Al fin y al cabo todo lo que había dado mi marido por los demás lo
estaba recibiendo en esos instantes.
Todo
dio un golpe de efecto
y como si hubiera pasado un ángel
ocurrió algo que cambiaría nuestras vidas. Mi marido y yo
deseábamos tener un hijo pero yo no podía quedarme embarazada. Mi
marido era consciente de esto y sin embargo, le importaba
un bledo porque me quería con locura.
Ninguno de los dos hubiéramos jugado jamás a
dos bandas porque cada uno era feliz con la
felicidad del otro. Volviendo al día en que cambió todo, uno de los
días más felices para los dos, las cosas ocurrieron de la siguiente
manera. Era una mañana como otra cualquiera cuando al despertarme
curiosamente yo vomito. Mi marido, al escucharme, rápidamente se
preocupa e interesa por mí. Yo, muy desconcertada, me da por reír y
tocarme la barriga.

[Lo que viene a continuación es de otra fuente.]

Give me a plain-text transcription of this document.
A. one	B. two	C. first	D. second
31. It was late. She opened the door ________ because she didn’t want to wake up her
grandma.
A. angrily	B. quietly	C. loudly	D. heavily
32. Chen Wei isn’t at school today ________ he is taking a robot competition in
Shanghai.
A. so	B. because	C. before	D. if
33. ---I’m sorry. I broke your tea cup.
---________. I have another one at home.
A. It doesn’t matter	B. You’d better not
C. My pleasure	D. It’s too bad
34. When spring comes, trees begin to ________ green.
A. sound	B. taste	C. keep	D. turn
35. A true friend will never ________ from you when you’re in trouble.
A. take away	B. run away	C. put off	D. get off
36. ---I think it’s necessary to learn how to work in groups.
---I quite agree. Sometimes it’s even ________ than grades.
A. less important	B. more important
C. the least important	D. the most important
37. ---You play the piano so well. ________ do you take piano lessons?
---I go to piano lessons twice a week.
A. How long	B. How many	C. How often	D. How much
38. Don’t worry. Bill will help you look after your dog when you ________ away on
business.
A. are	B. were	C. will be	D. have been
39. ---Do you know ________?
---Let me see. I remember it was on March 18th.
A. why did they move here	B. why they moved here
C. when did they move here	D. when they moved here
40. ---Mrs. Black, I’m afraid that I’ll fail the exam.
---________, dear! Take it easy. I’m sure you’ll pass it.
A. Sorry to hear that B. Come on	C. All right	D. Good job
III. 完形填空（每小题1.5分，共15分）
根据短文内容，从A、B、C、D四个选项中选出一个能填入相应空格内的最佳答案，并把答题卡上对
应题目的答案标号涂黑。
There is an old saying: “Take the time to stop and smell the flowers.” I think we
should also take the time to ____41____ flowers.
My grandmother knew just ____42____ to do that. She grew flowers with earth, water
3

No pude evitar mostrar mi felicidad y mi marido
leyó entre líneas.
Sí, estaba embarazada. Muy felices se lo comunicamos a nuestros
familiares. Al enterarse mi cuñada, la sangre
llegó al río. Ella no daba crédito a una
cosa tan ilícita. Yo le expliqué que tampoco me lo creía pero que
esas cosas pasaban. Yo antes de pasar a mayores y por lo feliz que me
encontraba quería que todos se encontraran igual. Moví
los hilos y le dije que si quería ser la
madrina. Esa noticia debía de ser recibida con mucha alegría y no
lo contrario. Todos nos habíamos quitado esa idea de la cabeza pero
sin duda nos enseñó que nunca podemos decir
de esta agua no beberé.
No
tengo ni idea de cómo hubiera transcurrido la vida de mi marido sin
esta noticia pero lo que no cabe duda es que otro
gallo cantaría. Todo esto nos motivó y nos
pusimos las botas,
empezamos a ahorrar y a comprar todo lo necesario para lo que se
avecinaba. Empezamos a hacer más cosas juntos y a volver a salir y
sonreír como antes. Organizamos un almuerzo y mi marido se
encontraba tan feliz que gritaba a todos: ¡Que
aproveche! Un amigo de mi marido, el cual era
un ratón de biblioteca,
comentó que había leído sobre la enfermedad y que era increíble
el cambio de actitud con el que lo estaba afrontando. Aquel almuerzo
nos supo a gloria.
Nueve
meses más tarde llegó el niño. Lo llamamos Diego y pesó 3 kilos.
Era precioso. Mi marido salía a la calle con el niño y le tiraban
los tejos. Pero eso no era sólo por el niño
sino por lo bien que llevaba la enfermedad mi marido. He de decir que
cuidar a Diego fue un trabajo de negros
pero lo sacamos adelante como mejor supimos. Muchas veces nos dieron
ganas de decir “Diego, vete a la porra”
pero suponíamos que eso les ocurría a todos los padres en algún
momento.
Mi
marido tenía un tratamiento para retrasar la enfermedad y tomaba
esteroides para disminuir la gravedad de los ataques. Él odiaba
tener que estar con eso y, al principio, en muchas ocasiones me decía
que él se bajaba de eso.
El doctor, como zorro viejo,
nos comunicó que era fundamental que siguiera el tratamiento. Mi
marido se negaba porque sabía que no tenía cura y no le servía de
nada. Ese pensamiento cambió cuando tuvimos a nuestro hijo y pensó
que probablemente lo vería crecer y estaría mejor con el
tratamiento. Quizás esa razón fue la más que lo hizo reflexionar
y eso fue lo que necesitaba. Necesitaba algo por lo que luchar sin
tener que dar pena. Supongo que eso fue. Mi marido murió a los 58
años de edad. Vivió con esa enfermedad la mayor parte de su vida y,
aún así, fue feliz.
Pienso
que eligió seguir hacia delante en vez de ser una víctima y que
decidió vivir la vida a pesar de no estar como quería. A lo largo
de los años se dio cuenta de que el tratamiento sirvió de mucho ya
que los daños podrían haber sido peores y eso se lo agradeceremos
al zorro viejo siempre. Hoy en día, nuestro hijo estudia sobre la
investigación de tratamientos contra este tipo de enfermedades y,
seguramente, su padre esté muy orgulloso de él. Yo no he salido más
desde la muerte de mi marido pero no porque este triste sino porque
los recuerdos junto a él son mi mayor felicidad.